Избранное. Романы - страница 53
«У Махамбетше Билал, у Мустафы этот рыжеватый учатся. Завтра они будут бороться со мной…» — думал Мухтар.
«Да, бойся нас», — как бы предупреждал взгляд Сарыбалы.
Тех, кого Мухтар боится, он старается убрать с дороги, любым путем уничтожить. Если сразу это волостному не под силу, он начинает лицемерно «дружить» с соперником, а сам тем временем не забывает рыть яму для своей жертвы.
После свержения царя, когда на местах менялась власть чуть не каждый день и народ не знал, кому верить, кого слушать, за кем пойти, началась в степи неразбериха. Роды, объединившиеся во времена Игилика, Тати и Мустафы в одну волость, разделились на несколько волостей. Если не держать крепко в руках остатки прежней власти, то народ окончательно разбредется. Взять хотя бы этого юнца. Он уже что-то мнит о себе, задирает нос потомок Матая, отпрыск бедного, увядающего, вымирающего рода. А что, если выдавить его, как чирей?
Мухтар своей ненависти не выказал ничем и заговорил с дружелюбной улыбкой:
— Дитя, передай салем отцу и уважаемому Махамбетше. Не можем заехать к ним — торопимся, я вижу, ты уже вырос и можешь стать хозяином маленькой юрты. Когда собираешься жениться? Пригласишь на свадьбу? — закончил он шутливо.
Сарыбала промолчал, тоже не выказывая, понравился или не понравился ему дружеский разговор волостного. Мухтар не заезжает к ним в аул не потому, что спешит по важным делам, а потому, что ничего не получит в бедном ауле елибая. Туда, где нет мяса, кумыса и взятки, он никогда не повернет коня. А бай Аубакир ему не по зубам, тот себе на уме. Тертый Мухтар метит туда, где выгодно, где можно урвать. Кроме казахов его сопровождают и двое вооруженных русских из полиции Колчака. Раньше он ездил с урядником, и люди перед ним трепетали. Теперь выехал с полицией. В понимании Мухтара, твердо управлять народом — значит прежде всего пугать его. За жестокость и прозвали его Вредным Старшиной. В аулах решение аксакалов сильнее власти, обычаи превыше законов. Но сильнее всего: и власти, и аксакалов, и закона, и обычаев — волостной правитель.
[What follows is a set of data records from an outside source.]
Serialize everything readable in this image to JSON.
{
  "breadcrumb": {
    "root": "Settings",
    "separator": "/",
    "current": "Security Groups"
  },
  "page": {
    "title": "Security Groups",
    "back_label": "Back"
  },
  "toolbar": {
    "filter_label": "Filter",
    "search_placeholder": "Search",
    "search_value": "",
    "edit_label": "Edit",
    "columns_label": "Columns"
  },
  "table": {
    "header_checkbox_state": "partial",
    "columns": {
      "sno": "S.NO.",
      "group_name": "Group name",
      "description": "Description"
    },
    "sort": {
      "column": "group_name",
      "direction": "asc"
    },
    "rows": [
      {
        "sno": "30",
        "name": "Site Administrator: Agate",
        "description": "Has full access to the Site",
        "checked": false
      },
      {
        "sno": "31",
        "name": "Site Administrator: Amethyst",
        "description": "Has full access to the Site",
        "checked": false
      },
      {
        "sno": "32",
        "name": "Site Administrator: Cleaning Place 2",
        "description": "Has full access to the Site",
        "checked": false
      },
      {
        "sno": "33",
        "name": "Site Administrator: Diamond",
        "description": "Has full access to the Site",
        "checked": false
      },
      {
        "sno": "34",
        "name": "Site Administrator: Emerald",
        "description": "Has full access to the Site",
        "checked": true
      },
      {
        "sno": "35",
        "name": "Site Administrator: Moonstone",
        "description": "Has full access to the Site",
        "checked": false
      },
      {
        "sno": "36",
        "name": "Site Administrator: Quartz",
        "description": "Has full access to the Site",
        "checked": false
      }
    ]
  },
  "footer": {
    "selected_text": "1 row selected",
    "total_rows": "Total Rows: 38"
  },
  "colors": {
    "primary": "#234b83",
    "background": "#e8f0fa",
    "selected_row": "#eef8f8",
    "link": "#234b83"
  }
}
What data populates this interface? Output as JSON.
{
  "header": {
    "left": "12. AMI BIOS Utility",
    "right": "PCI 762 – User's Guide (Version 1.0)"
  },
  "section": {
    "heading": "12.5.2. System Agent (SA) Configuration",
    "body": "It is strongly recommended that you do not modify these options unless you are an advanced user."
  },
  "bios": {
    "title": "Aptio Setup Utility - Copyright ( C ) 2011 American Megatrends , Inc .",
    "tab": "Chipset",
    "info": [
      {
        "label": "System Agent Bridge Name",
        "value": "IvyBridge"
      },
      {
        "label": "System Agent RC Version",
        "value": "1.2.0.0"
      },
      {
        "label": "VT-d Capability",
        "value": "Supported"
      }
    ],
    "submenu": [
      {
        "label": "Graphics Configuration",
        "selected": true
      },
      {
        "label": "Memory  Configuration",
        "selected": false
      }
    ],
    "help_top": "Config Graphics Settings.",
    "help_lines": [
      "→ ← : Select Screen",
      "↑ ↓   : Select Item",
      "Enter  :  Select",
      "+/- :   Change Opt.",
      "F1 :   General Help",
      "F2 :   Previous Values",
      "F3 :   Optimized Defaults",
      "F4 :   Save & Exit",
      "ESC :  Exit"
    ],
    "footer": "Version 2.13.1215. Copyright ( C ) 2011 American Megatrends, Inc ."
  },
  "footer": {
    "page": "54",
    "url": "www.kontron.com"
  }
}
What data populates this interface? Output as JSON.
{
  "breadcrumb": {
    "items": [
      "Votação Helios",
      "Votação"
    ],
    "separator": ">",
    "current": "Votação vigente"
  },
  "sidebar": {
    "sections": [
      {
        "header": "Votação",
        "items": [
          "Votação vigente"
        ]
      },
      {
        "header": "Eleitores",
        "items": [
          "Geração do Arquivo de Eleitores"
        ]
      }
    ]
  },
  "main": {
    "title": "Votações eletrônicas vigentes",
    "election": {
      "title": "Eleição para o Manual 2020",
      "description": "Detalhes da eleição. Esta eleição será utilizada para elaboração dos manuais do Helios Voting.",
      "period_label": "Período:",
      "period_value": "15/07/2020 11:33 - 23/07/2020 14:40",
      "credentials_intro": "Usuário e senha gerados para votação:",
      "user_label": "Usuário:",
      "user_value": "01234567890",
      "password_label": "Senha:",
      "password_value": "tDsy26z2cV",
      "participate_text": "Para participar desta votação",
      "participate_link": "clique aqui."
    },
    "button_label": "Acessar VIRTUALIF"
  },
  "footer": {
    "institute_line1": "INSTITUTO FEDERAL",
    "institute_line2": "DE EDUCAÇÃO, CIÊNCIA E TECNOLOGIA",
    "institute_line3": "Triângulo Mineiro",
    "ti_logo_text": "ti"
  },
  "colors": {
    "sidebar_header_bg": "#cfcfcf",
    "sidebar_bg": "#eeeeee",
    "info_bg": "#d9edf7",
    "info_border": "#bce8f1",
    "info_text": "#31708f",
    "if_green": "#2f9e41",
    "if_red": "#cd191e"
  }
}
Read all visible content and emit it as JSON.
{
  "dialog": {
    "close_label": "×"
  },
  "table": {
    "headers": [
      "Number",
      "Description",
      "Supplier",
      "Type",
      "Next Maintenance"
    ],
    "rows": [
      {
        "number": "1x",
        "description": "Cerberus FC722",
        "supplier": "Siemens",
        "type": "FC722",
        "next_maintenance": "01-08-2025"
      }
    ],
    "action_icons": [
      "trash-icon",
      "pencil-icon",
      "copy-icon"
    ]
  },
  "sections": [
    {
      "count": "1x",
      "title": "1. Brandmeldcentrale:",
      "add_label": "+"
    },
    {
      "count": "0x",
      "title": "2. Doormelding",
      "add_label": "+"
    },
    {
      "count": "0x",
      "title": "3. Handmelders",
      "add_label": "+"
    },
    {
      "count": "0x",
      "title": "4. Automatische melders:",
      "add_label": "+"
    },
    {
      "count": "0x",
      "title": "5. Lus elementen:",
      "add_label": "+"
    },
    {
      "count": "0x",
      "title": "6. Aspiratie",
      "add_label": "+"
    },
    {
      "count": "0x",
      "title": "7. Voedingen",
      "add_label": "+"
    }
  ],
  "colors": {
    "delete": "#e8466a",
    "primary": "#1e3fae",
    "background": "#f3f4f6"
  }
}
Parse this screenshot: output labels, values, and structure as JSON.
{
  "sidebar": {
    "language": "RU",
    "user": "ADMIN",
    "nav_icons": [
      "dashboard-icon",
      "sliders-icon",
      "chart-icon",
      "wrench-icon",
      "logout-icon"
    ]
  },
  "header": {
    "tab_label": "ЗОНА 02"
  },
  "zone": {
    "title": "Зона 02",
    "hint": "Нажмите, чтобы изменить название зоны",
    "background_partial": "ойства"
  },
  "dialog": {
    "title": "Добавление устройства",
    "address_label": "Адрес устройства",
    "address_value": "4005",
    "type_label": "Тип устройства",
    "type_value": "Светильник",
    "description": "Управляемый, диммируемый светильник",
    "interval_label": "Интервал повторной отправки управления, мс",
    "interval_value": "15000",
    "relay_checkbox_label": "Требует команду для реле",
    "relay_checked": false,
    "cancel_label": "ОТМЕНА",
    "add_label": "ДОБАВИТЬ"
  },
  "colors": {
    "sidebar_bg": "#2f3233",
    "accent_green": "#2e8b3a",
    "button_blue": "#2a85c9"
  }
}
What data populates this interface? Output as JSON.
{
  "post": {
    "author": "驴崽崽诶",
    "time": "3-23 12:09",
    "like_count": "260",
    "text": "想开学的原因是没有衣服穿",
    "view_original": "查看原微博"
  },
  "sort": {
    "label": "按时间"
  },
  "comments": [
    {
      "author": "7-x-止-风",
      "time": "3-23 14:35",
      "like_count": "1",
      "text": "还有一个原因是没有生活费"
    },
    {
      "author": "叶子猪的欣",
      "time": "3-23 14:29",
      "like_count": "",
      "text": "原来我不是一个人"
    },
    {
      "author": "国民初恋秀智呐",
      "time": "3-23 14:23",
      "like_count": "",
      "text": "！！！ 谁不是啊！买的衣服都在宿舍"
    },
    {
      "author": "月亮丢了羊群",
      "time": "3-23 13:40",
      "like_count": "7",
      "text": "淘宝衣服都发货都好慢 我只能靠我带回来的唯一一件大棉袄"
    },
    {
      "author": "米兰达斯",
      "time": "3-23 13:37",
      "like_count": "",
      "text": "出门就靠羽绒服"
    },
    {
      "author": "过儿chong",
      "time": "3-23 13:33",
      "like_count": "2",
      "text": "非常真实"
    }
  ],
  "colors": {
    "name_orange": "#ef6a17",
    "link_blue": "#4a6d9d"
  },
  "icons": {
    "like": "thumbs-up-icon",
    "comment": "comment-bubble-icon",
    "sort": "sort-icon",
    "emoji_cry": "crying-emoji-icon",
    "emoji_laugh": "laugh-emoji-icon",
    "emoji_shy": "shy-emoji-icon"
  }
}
Сарыбала видит, как этот всемогущий льстиво угодничает полицейскому. Колчаковец без конца зевает, видимо, устал от езды. Глава волости угождает ему:
— Каспадин афисер, курсак пропал, а? Шишас, казир, — старается услужить волостной. — Казир баран кушайт, шампан кушайт! — И, стегнув коня, пустил его с места в карьер. Слова его вызвали у Сарыбалы смех.
За волостным и его спутниками потянулся длинный хвост пыли. Топот лошадиных копыт слышен далеко-далеко. Они поскакали в сторону аулов кара-мурата. Бедный, кроткий кара-мурат! Сколько овец ты забьешь, сколько лошадей им отдашь! Хоть бы не трогали откормленных да лучших. Но Вредный ведь не успокоится, пока не добьется своего.
Двое табунщиков следом гнали добычу волостного: лошадей, коров, верблюдов — всего голов шестьдесят, не меньше. Один из погонщиков держит на руке ловчего беркута и ведет на чембуре белолобую гончую собаку с серебряным ошейником.
У колодца Кара-кудык лежала отара овец. Погонщики повернули туда.
Сарыбала подоспел к колодцу раньше, превозмогая боль, слез с коня и припал к воде. Чабаном оказался Самет, друг детства Сарыбалы. Самет стал бить нагайкой по волчьей шкуре, перекинутой через коня, приговаривая: «Вот тебе! Вот тебе! Задушил рыжую овцу, отгрыз курдюк у черного барана… Пять овец разорвал, разве одной тебе не хватило бы? Что я тебе сделал плохого?!»
— Не бей, шерсть испортишь, — предупредил Сарыбала, оторвав губы от воды.
Самет угомонился. Деревянную чашу наполнил до краев овечьим молоком, живо выбил кресалом искры из огнива и стал разводить костер. Когда огонь разгорелся, бросил в него несколько камней… Сарыбала в недоумении следил за действиями пастуха.
— Зачем бросил камни в огонь?
— Камнями кипятят молоко, разве не знаешь? Раскалю их, положу в чашу, и сразу забулькает. Вот тогда мы с тобой и попьем. Табунщик угощает гостя мясом или вкусным кумысом, а чабан — вот так.
— Табунщик имеет шатер, хорошую посуду, ездит на коне, захочет — убьет волка, может заколоть и стригунка.